The Communicable Diseases Control Unit (CDCU) has the responsibility of prescribing a combination of drugs needed depending on the patient’s viral load. Following interviews with health officials at the CDCU and review of statistics published by the Disease Surveillance and Response Unit (DSRU), we found that many individuals were not adhering to treatment. A cumulative of 24 drop-out cases on HAART was reported by the end of 2012. For the first quarter of 2013, there was an additional 13 drop-out cases on HAART reported, totalling to 37 drop-out cases on HAART by the end of March 2013. Similarly, the number of new AIDS cases and the number of AIDS-related deaths have also increased, of which 60 per cent of the new AIDS cases reported for the first quarter of 2013 were known HIV individuals who had not maintained their treatment over the years. Furthermore, a 500 per cent increase in new AIDS cases and a 50 per cent increase in AIDS related deaths were recorded from January to March 2013, as compared to January to March 2012.
The Ministry of Health conducts various sensitisation campaigns on the dangers and prevention of HIV, AIDS, STIs and Hepatitis C to different groups of the population. However, it was found that the Ministry was lacking in activities relating specifically to the adherence of treatment in respect of HIV and AIDS.
The increase in the number of drop-out cases as stated above results in the Ministry of Health having to procure new combinations of HAART, as the previous combination would be ineffective. It should be noted that combinations of HAART are not infinite, and without treatment, the patient would progress to the AIDS stage and consequently, death. This also results in higher costs for the Government to constantly have to procure new combinations of HAART. Since the introduction of HAART in 2001, there has been a gradual decline in AIDS-related mortality compared to the previous years.
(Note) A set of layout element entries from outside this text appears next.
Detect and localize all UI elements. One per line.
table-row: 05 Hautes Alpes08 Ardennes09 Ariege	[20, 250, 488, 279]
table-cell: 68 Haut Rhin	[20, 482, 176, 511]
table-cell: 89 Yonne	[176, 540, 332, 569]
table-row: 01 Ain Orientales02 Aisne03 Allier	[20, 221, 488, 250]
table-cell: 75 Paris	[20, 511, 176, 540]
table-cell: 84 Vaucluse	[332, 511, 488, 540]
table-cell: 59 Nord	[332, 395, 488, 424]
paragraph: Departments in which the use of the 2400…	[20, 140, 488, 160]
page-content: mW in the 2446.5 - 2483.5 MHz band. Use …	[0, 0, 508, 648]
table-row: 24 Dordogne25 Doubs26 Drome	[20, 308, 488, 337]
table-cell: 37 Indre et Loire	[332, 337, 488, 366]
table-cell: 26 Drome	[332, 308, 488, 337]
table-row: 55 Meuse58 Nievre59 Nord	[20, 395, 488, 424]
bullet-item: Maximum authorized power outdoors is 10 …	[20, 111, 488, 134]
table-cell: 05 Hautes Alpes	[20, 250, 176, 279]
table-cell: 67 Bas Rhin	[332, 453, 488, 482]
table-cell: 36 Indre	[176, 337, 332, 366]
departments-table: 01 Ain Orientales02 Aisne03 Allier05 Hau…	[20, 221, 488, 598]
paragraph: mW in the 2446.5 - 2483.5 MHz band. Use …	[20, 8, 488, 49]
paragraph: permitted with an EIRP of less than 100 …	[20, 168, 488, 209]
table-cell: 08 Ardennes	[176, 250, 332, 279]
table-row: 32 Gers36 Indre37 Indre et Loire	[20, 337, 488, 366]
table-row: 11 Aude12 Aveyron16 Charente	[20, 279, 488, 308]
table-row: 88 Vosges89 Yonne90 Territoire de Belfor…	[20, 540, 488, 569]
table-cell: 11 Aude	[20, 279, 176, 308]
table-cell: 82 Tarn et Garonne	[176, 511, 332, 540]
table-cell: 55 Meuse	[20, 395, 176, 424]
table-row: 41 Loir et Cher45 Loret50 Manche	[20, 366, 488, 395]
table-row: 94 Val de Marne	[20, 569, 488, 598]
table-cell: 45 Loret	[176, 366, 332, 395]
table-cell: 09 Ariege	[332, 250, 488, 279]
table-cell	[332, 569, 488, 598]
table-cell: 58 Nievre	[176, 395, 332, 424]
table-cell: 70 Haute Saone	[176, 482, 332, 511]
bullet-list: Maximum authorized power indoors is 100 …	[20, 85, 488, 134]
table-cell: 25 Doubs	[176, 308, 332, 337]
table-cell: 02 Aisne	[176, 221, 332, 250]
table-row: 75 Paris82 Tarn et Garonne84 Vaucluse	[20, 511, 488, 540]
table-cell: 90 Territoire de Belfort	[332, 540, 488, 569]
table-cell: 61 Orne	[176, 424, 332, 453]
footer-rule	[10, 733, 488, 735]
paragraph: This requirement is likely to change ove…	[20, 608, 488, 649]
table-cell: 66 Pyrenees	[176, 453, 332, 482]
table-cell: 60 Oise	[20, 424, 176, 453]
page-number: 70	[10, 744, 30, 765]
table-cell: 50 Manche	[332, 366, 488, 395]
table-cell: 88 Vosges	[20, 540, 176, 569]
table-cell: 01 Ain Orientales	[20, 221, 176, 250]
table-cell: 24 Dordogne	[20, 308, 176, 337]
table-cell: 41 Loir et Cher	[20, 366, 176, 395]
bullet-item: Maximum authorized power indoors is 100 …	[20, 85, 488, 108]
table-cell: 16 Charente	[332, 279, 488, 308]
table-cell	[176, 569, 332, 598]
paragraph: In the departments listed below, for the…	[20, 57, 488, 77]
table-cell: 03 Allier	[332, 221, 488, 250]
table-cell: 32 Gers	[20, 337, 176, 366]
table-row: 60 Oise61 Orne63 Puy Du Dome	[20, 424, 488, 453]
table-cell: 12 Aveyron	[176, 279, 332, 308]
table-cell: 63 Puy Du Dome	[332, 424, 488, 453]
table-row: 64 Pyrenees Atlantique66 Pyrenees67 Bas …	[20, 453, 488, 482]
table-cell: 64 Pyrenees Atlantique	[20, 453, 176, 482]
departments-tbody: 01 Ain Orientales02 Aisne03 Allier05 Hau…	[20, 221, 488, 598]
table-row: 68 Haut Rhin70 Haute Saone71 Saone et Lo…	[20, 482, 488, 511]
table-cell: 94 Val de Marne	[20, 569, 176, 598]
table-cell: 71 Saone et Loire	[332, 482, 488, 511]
As part of the treatment for people living with HIV and AIDS, follow ups should be conducted by the CDCU every three to six months, depending on each individual’s case, whereby numerous tests are performed, including viral load tests. The viral load test monitors the level of virus in a HIV-infected individual on treatment over time. To perform this test, a viral load machine is required. Despite the significance of the viral load machine, it was found that the viral load Cobas Amplicor machine was not operational from September 2012 until May 2013. It was revealed that the machine was not operational, as the reagent needed for the machine was no longer being produced by the supplier. This indicates that there was no proper planning by the Ministry of Health to determine that the reagent for the old machine was no longer being manufactured, and that a new machine would have to be procured, in spite of the Ministry of Health having been informed by the supplier that the reagent would no longer be in production.
Notes to the Editor:
- Press notices and reports are available from the date of publication on the Auditor General’s website www.oag.sc
- The Auditor General, Mr. Marc Benstrong, heads the Office of the Auditor General employing some 37 staff. The Office performs the external audit function of public funds on behalf of the National Assembly. The Constitution and the Audit Act provide a broad framework for the role and responsibilities of the Auditor General. The Office is independent of the executive arm of the government. The independence of the Auditor General entrenched in the Constitution is a vital factor in the value and credibility that the public can place on the Office’s work.
- The purpose of the Office of the Auditor General is not just to identify and report upon shortcomings but also to assist and advise managers throughout the government on how to improve financial performance and ensure good governance. Both the financial and performance audits being undertaken by the Office are geared towards promoting value for money, transparency and accountability within the government.